Sam Altman, the head of OpenAI, debuted his Sora app, which creates alarmingly realistic videos of fake scenes. It could be TikTok with a lot more disinformation. You can use a text prompt to conjure terrorist attacks, election fraud, mass protests, war scenes and, no doubt, disturbing sexual scenarios.
“Increasingly realistic videos are more likely to lead to consequences in the real world by exacerbating conflicts, defrauding consumers, swinging elections or framing people for crimes they did not commit, experts said,” The New York Times reported.
The app will further erode truth, and comity. This, in a country where the president sets a horrible example promoting false narratives and fake videos, and where nearly two-thirds of voters believe we’re too politically divided to solve our problems.
Sora will certainly be used by some to justify rejecting real content as fake. “Until recently,” the Times story noted, “videos were reasonably reliable as evidence of actual events, even after it became easy to edit photographs and text in realistic ways. Sora’s high-quality video, however, raises the risk that viewers will lose all trust in what they see, experts said.”
Although many in Tinseltown are upset by Tilly and Sora, A.I. will most likely make swift inroads in a degraded Hollywood. Largely gone are the days of blazing movie stars and prestige mass-appeal movies. (Sydney Sweeney already looks suspiciously like A.I.) Now it’s Marvel, sequels, adaptations and streaming shows that feel as though they were written by an algorithm for consumption while scrolling on another screen.
“I get it even though I don’t like it,” said Lola Kirke, the actress and author of “Wild West Village,” essays about New York and her eccentric and creative family. “It’s a business, after all, and they have to keep up with the preferences and demands of the public, who are more used to watching face-tuned influencers lip sync ‘Real Housewives of New York’ sound bites for 15 seconds than actors telling stories over the course of three acts. Maybe, in some weird way, it will revitalize interest in film and TV? That’s me being optimistic — albeit in a sad way.”
The less optimistic view was provided by Jaron Lanier, a top scientist at Microsoft.
He said that a Hollywood studio chief was crowing about how great A.I. is because he wouldn’t have to pay “all these idiot producers and actors and lighting people and composers and writers and agents.” Lanier told him that studio chiefs would quickly become expendable, too, because everyone will serve at the mercy of “the big computer server at the center, and Silicon Valley will just roll right over you.”

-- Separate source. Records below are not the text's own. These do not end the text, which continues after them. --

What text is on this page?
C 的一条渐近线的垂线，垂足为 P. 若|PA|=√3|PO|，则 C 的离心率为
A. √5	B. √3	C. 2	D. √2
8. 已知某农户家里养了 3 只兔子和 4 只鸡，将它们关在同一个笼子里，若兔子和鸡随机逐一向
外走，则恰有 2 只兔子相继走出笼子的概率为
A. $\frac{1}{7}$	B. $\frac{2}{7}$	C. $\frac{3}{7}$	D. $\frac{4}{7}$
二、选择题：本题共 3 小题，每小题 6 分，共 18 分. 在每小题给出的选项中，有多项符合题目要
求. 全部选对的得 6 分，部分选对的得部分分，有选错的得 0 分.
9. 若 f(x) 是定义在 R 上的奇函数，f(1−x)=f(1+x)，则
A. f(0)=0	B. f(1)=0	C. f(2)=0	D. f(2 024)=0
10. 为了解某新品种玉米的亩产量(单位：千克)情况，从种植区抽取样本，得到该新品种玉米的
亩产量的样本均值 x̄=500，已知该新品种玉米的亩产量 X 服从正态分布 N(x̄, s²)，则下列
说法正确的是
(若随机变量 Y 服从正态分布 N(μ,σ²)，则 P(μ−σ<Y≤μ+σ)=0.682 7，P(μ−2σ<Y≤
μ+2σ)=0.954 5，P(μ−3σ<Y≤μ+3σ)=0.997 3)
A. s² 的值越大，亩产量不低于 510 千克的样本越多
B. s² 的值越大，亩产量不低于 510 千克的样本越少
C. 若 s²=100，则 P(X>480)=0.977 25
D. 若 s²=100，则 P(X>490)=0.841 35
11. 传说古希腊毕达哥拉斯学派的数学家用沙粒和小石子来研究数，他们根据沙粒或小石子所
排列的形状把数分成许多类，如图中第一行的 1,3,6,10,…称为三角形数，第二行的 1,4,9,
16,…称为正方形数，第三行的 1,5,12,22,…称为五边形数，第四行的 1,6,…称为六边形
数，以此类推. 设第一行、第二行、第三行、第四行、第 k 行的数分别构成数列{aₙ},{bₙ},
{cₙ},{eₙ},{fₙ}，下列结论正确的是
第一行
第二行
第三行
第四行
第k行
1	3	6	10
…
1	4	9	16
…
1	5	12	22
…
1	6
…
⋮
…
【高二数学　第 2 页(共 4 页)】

While Lanier thinks a simulated character here and there is fine, he says it’s “urgent” to draw the line about “the difference between A.I.-generated stuff and reality-generated stuff, to have a system in which we know what’s real and what’s fake.”
He told me: “The problem with it is, if you make the whole world run by fakes and simulations, everybody becomes increasingly more dysfunctional. Everybody becomes alienated and nervous and unsure of their own value, and the whole thing falls apart, and at some point, it’s like civilizational and species collapse.”
That, readers, would be less than ideal.